Dynamics and local environment of an aromatic counterion bound to di-chain cationic surfactant bilayers studied by avoided level crossing muon spin resonance: evidence for counterion condensation

Abstract

Avoided level crossing muon spin resonance (ALC-μSR) has been used to study the reorientational dynamics of muon-spin-labelled 2,4,6-trimethylbenzoate (246TMB⁻) counterions and their interaction with DODMAC (dioctadecyldimethylammonium chloride) bilayers in the L_α and L_β liquid crystalline states. The muoniated radical anion formed by the addition of muonium to the secondary carbons of the aromatic ring of 246TMB⁻ is used as a local spin probe.
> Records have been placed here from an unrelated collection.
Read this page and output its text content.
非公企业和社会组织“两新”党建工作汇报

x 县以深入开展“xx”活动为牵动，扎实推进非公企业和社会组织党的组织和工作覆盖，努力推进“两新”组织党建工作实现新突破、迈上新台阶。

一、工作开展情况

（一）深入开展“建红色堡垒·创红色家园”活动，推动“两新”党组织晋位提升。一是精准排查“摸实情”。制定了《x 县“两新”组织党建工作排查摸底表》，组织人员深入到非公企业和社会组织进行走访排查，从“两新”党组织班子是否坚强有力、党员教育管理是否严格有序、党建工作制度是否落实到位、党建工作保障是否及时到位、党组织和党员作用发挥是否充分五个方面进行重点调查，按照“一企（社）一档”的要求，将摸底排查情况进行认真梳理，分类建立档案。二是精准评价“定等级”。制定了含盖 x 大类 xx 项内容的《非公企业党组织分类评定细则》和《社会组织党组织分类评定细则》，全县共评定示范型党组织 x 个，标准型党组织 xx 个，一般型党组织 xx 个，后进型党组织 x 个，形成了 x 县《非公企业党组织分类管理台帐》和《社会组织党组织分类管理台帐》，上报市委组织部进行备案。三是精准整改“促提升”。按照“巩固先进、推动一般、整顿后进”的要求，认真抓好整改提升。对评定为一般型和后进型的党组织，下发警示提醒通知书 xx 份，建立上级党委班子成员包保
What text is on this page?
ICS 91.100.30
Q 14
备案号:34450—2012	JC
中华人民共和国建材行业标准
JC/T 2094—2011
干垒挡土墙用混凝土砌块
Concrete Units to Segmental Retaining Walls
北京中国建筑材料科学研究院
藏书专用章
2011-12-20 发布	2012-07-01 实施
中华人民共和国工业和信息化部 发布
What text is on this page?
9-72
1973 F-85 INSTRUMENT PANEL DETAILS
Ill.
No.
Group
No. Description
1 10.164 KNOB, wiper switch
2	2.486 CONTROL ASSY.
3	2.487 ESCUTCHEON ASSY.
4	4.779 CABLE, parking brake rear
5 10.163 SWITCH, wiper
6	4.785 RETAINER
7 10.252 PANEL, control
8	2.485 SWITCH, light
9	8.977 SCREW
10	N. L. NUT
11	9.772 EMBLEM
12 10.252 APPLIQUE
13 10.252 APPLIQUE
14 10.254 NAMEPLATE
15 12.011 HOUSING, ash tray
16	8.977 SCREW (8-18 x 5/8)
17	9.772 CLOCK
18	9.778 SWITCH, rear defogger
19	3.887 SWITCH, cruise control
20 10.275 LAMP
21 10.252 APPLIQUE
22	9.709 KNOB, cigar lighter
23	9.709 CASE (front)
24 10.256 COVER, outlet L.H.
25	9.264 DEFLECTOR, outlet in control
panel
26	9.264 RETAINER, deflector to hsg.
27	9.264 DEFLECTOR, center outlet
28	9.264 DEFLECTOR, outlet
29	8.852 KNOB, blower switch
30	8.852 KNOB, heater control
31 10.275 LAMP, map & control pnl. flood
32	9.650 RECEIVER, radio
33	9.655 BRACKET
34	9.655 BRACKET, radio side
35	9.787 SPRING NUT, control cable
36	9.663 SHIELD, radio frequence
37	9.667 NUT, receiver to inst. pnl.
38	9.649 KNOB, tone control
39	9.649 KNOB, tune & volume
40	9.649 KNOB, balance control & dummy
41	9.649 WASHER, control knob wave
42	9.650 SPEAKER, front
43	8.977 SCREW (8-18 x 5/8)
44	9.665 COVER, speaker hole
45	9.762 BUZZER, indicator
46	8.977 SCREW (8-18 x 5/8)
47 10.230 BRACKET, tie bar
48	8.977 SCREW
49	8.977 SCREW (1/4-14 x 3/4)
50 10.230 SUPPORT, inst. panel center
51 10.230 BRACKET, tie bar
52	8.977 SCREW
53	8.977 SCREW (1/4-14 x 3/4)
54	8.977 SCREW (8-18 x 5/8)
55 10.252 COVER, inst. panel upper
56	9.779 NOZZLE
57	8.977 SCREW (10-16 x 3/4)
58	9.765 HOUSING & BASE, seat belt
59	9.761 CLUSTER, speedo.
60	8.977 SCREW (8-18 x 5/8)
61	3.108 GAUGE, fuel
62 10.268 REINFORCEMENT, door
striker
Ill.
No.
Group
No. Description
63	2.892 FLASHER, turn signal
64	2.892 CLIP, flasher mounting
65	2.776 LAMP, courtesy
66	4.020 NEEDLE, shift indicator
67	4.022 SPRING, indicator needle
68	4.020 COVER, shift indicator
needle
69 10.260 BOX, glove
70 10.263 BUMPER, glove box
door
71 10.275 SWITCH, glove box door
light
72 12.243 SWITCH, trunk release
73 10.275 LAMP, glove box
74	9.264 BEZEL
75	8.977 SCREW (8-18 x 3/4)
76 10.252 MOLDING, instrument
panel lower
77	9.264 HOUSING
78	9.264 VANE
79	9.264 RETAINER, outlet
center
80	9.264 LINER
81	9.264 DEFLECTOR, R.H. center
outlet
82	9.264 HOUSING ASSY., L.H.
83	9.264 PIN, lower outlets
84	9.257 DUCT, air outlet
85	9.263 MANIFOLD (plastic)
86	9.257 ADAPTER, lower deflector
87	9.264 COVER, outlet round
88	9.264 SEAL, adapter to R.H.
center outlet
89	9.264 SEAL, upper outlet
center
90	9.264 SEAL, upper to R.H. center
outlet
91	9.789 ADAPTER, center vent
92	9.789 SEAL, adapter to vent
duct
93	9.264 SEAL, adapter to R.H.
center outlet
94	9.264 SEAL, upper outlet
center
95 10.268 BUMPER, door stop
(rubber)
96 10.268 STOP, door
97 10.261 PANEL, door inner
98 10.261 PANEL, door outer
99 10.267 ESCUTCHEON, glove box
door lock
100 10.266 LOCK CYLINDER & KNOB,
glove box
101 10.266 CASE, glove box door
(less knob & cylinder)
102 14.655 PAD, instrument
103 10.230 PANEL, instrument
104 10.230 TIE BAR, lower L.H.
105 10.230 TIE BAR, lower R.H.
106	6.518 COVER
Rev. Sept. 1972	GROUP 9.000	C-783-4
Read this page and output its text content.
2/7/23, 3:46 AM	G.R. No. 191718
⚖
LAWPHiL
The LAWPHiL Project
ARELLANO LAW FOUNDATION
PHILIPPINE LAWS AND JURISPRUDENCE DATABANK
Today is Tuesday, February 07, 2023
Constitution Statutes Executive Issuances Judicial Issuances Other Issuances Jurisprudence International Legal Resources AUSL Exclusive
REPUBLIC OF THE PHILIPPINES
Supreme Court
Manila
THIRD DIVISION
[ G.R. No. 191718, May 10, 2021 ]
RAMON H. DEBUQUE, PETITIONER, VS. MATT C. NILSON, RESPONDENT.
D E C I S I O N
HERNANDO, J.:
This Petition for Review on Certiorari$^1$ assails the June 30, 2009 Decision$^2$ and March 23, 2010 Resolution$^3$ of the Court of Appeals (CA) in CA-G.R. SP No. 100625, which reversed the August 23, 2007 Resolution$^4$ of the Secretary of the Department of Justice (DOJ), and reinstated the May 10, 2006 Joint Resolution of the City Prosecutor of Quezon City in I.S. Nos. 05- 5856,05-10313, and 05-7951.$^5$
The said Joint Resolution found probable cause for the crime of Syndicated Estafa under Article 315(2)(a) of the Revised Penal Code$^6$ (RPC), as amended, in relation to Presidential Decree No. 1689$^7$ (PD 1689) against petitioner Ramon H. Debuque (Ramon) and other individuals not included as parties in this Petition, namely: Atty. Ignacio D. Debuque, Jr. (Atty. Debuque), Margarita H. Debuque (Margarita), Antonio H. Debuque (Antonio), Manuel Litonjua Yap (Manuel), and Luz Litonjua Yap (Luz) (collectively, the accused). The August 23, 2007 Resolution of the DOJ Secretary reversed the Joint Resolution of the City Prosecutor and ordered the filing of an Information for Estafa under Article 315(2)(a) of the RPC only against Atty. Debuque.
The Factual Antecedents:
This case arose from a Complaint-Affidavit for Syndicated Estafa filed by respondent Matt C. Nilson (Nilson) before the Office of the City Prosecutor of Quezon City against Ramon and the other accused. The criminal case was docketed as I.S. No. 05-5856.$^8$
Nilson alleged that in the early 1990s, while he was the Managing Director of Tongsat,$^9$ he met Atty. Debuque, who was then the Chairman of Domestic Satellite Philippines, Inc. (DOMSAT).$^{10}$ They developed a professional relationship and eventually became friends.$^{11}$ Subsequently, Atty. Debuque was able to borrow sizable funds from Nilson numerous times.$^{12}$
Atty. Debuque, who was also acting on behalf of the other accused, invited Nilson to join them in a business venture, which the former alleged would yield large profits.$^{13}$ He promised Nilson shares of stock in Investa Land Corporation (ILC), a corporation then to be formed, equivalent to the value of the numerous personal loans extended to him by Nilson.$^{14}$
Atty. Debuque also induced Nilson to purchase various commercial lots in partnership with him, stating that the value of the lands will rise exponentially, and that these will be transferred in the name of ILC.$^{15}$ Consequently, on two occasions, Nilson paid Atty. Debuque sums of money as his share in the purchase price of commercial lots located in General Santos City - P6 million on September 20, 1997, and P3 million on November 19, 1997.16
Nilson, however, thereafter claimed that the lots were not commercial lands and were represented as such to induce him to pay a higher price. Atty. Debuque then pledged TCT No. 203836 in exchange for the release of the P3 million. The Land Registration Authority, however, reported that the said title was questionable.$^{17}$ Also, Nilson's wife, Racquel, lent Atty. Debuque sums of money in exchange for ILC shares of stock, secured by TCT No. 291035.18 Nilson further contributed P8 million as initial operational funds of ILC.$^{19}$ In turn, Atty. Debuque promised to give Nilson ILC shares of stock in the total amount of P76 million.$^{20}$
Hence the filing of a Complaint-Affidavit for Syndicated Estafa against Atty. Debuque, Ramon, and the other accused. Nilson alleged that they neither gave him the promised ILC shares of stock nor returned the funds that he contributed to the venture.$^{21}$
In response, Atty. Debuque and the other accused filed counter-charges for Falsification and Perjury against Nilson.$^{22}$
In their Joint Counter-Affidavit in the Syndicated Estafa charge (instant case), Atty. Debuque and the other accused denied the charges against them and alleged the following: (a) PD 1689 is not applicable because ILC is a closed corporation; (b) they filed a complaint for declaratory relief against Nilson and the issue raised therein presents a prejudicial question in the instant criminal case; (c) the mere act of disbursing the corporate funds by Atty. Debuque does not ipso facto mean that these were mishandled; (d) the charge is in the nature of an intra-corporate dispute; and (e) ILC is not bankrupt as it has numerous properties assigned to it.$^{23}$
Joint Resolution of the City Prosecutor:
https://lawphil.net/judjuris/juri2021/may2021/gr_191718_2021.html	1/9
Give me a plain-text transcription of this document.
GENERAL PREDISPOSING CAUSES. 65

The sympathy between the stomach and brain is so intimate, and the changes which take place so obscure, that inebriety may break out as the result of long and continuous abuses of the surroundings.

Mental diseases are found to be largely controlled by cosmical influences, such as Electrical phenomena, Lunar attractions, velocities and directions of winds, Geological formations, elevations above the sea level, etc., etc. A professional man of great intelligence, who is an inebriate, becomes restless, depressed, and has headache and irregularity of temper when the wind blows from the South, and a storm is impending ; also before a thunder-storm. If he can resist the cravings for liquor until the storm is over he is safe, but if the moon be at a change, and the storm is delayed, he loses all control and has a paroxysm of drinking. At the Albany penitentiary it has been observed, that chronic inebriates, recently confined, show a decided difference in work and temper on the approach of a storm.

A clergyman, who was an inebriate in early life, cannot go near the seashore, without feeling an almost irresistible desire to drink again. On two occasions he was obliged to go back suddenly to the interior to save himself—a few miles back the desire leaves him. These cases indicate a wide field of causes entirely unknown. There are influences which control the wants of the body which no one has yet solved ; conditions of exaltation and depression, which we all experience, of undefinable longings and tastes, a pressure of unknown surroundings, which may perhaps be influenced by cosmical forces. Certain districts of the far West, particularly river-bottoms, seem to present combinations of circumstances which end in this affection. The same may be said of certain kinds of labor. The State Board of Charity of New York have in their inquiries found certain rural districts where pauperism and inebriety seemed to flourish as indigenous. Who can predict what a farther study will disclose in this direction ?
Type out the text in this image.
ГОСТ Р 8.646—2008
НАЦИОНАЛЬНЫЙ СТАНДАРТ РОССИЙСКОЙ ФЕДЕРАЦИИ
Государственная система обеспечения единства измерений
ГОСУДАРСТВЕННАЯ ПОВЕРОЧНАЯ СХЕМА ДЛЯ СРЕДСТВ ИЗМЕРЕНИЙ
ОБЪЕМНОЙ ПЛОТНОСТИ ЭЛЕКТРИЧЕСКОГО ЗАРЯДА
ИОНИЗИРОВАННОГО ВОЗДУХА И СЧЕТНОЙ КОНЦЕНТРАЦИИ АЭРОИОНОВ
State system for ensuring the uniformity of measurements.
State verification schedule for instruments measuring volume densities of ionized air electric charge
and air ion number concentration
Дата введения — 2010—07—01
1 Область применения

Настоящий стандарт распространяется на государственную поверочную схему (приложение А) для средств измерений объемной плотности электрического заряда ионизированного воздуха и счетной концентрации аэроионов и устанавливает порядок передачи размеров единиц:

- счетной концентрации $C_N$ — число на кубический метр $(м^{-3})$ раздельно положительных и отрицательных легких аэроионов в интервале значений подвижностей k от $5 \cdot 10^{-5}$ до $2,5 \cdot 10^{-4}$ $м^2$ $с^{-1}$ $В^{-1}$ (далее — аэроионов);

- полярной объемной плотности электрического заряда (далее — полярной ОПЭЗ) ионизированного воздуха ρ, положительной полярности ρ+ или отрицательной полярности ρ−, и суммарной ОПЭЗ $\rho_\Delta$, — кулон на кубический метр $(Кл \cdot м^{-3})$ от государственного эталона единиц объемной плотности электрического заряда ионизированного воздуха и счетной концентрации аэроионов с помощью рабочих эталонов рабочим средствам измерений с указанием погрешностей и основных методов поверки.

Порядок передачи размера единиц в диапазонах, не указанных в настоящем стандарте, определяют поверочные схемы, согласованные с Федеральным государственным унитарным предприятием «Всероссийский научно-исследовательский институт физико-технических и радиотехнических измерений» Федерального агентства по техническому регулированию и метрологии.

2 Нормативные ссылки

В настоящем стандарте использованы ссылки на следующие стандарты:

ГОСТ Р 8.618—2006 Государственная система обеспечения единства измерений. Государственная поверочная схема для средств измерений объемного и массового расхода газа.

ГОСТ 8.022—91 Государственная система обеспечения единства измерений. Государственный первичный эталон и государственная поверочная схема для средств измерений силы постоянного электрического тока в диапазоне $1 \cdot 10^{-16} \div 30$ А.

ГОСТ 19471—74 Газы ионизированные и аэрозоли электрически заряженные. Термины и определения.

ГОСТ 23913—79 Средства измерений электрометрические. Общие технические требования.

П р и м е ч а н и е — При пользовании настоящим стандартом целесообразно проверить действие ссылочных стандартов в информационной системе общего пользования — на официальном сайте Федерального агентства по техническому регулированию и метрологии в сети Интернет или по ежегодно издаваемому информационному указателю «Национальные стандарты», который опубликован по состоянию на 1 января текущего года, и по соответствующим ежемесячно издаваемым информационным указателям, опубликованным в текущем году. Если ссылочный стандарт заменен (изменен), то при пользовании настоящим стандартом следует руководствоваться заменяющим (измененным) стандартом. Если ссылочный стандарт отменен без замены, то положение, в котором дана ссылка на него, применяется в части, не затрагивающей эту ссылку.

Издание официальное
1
The muon and methylene proton hyperfine parameters and the electron spin relaxation rate (λ_e) of the muoniated spin probe were determined as a function of temperature by modelling the ALC-μSR spectra with Monte Carlo numerical simulations. The observation of a Δ₁ resonance indicates that 246TMB⁻ is undergoing anisotropic motion and doesn't reside in the aqueous layer in either the L_α and L_β phases. The lack of an abrupt change in the hyperfine parameters or λ_e when the system goes from the L_β to the L_α lamellar liquid crystalline phases suggests that 246TMB⁻ is located at the oil–water interface rather than within the bilayer. The hyperfine parameters indicate that 246TMB⁻ is undergoing large amplitude reorientational motion about a preferred orientation resulting from the bilayer's electric field. The interaction between 246TMB⁻ and the bilayer decreases and the amplitude of the wobbling-in-a-cone motion increases with increasing temperature. The temperature dependence of the electron spin relaxation rate indicates the barrier to reorientation is 41.7 kJ mol⁻¹.